Struktur-Funktionalismus, symbolischer Interaktionismus, die Theorie der rationalen Wahl und die Praxistheorie stellen vier alternative Zugänge zur Erklärung familialen Verhaltens dar. Statt sich gegenseitig auszuschließen, werden verschiedene Perspektiven und Ansätze gewählt. Familie erscheint als System, als Interaktionsraum, als das Ergebnis ökonomischer Entscheidungen und das Ergebnis einer kontinuierlichen Reproduktion. Von da ausgehend wird familiales Verhalten und Handeln betrachtet. So unterschiedlich die Zugänge sind, so verschieden sind die Erklärungen für Veränderungen dieses Verhaltens beziehungsweise des sogenannten Wandels. Sie beruhen im Fall des Struktur-Funktionalismus auf Veränderungen in den Subsystemen. Da der Einzelne unausweichlich Teil mehrerer Systeme ist, haben Änderungen in einem Subsystem immer auch Auswirkungen auf andere Subsysteme. Tritt beispielsweise die Firma der Mutter in Kurzarbeit, hat dies auch Auswirkungen auf die Rollenverteilung und -erwartung in der Familie, da sie nun mehr Zeit zur Verfügung hat, die sie neu platzieren muss. Wandel im Sinne von Veränderung ist also ein Resultat von sich verschiebenden Ordnungen bei den Systemen innerhalb einer Gesellschaft. Vertreter des symbolischen Interaktionismus dagegen verorten Veränderungen familialen Verhaltens auf der individuellen Ebene. Sie sind Folge von sich ändernden Interpretationen der jeweiligen Situation. Es ist zwar durchaus denkbar, dass diese auch aus Veränderungen in anderen gesellschaftlichen Bereichen resultieren, doch bleibt der Fokus beim Einzelnen, der Situationen je neu deuten muss. Ebenfalls auf der individuellen Ebene wird der Wandel bei der Theorie der rationalen Wahl erklärt. Er beruht auf den Entscheidungen hinsichtlich der Opportunitätskosten der Handlungsalternativen. In der Praxistheorie lässt sich der Wandel nur schwer fassen, da zu viele Faktoren auf die Reproduktion von Praktiken einwirken. Vereinfacht gesagt, ist er eine Folge dessen, dass sich die Faktoren verändern und Menschen dies in ihren Handlungsformen zum Ausdruck bringen. Insgesamt gesehen beruht Wandel im Rahmen der theoretischen Ansätze jeweils auf Veränderungen der Umwelt, auf die Familienmitglieder reagieren; aber auch auf Veränderungen im Handeln selbst. In der Summe führen diese Reaktionen auf der individuellen Ebene ihrerseits zu Modifikationen in der Umwelt, auf die wiederum reagiert wird.

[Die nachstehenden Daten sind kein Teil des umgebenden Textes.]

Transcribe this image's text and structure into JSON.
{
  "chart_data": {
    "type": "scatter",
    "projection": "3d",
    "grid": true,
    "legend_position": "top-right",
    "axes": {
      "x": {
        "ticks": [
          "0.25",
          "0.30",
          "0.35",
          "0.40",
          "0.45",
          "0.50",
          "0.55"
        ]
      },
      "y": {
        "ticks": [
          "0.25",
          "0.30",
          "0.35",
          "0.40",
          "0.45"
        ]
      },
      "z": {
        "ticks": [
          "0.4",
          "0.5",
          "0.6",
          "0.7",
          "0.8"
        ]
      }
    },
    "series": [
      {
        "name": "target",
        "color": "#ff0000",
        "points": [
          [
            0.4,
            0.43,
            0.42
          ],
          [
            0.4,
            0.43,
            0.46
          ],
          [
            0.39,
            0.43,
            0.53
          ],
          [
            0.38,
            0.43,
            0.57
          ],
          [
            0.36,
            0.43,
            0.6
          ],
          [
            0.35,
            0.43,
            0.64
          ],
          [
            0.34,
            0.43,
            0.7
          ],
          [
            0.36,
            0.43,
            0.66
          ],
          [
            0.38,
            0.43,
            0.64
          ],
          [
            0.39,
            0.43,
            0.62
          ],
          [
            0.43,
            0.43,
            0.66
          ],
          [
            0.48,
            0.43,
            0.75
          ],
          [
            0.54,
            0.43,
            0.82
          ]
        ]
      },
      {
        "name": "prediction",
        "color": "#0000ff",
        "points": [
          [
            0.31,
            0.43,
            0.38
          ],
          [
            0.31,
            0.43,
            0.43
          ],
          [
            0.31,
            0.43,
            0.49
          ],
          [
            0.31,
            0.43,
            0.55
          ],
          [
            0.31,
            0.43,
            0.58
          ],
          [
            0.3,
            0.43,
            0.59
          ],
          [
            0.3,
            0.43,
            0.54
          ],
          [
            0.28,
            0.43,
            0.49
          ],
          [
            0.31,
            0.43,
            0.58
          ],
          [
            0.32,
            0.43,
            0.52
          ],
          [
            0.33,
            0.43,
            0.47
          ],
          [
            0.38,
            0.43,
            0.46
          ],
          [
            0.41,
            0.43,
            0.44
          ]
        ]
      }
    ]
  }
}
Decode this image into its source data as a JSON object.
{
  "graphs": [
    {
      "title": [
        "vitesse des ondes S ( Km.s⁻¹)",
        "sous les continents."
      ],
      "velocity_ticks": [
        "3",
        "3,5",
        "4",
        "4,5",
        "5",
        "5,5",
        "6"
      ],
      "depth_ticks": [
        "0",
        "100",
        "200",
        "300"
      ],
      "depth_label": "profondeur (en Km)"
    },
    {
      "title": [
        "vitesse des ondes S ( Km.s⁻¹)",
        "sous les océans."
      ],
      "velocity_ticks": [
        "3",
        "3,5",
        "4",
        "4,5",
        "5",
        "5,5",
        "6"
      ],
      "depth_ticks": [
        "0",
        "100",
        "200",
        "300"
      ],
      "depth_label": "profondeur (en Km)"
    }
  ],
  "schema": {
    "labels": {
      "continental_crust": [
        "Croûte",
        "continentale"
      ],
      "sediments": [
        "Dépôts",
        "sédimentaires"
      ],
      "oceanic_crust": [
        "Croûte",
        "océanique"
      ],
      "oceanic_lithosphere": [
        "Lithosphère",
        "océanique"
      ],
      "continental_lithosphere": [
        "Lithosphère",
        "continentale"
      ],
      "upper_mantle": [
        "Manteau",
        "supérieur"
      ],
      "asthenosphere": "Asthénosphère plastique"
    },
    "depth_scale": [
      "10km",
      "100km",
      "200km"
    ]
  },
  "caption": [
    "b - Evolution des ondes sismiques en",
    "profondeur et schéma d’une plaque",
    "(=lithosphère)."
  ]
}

Im Anschluss an die theoretischen Ansätze erscheint der Wandel im familialen Verhalten als ein kontinuierliches Geschehen. Für sich genommen ist er ein neutrales und Gesellschaften immer schon innewohnendes Geschehen dar.266 Erst die individuelle Perspektive fügt gesellschaftlichen Veränderungen eine Wertung hinzu. Sozialer Wandel kann für den Einzelnen dann entweder Fortschritt oder Verfall bedeuten, doch bleibt er für sich genommen vor allem ein unausweichliches Geschehen. Sowohl der Struktur-Funktionalismus als auch der symbolische Interaktionismus, die Theorie der rationalen Wahl und die Praxistheorie haben bezogen auf familiales Verhalten gezeigt, dass dieses immer im Angesicht externer Einflüsse vollzogen wird. Insofern gehören Veränderungen zum Wesen familialen Verhaltens. Wandel im Sinne von Veränderung geht in allen familienbezogenen Bereichen kontinuierlich vonstatten. Was bislang nur auf theoretischer Ebene überlegt worden ist, soll nun auch für den Bereich der Empirie hinterfragt werden. Im Fokus stehen dabei familiale Lebensformen sowie familienbezogenen Leitbilder. Wenn sozialer Wandel ein kontinuierliches Geschehen ist, sollten unter anderem auch im Bereich der Lebensformen und Leitbilder Veränderungen aufzuzeigen sein.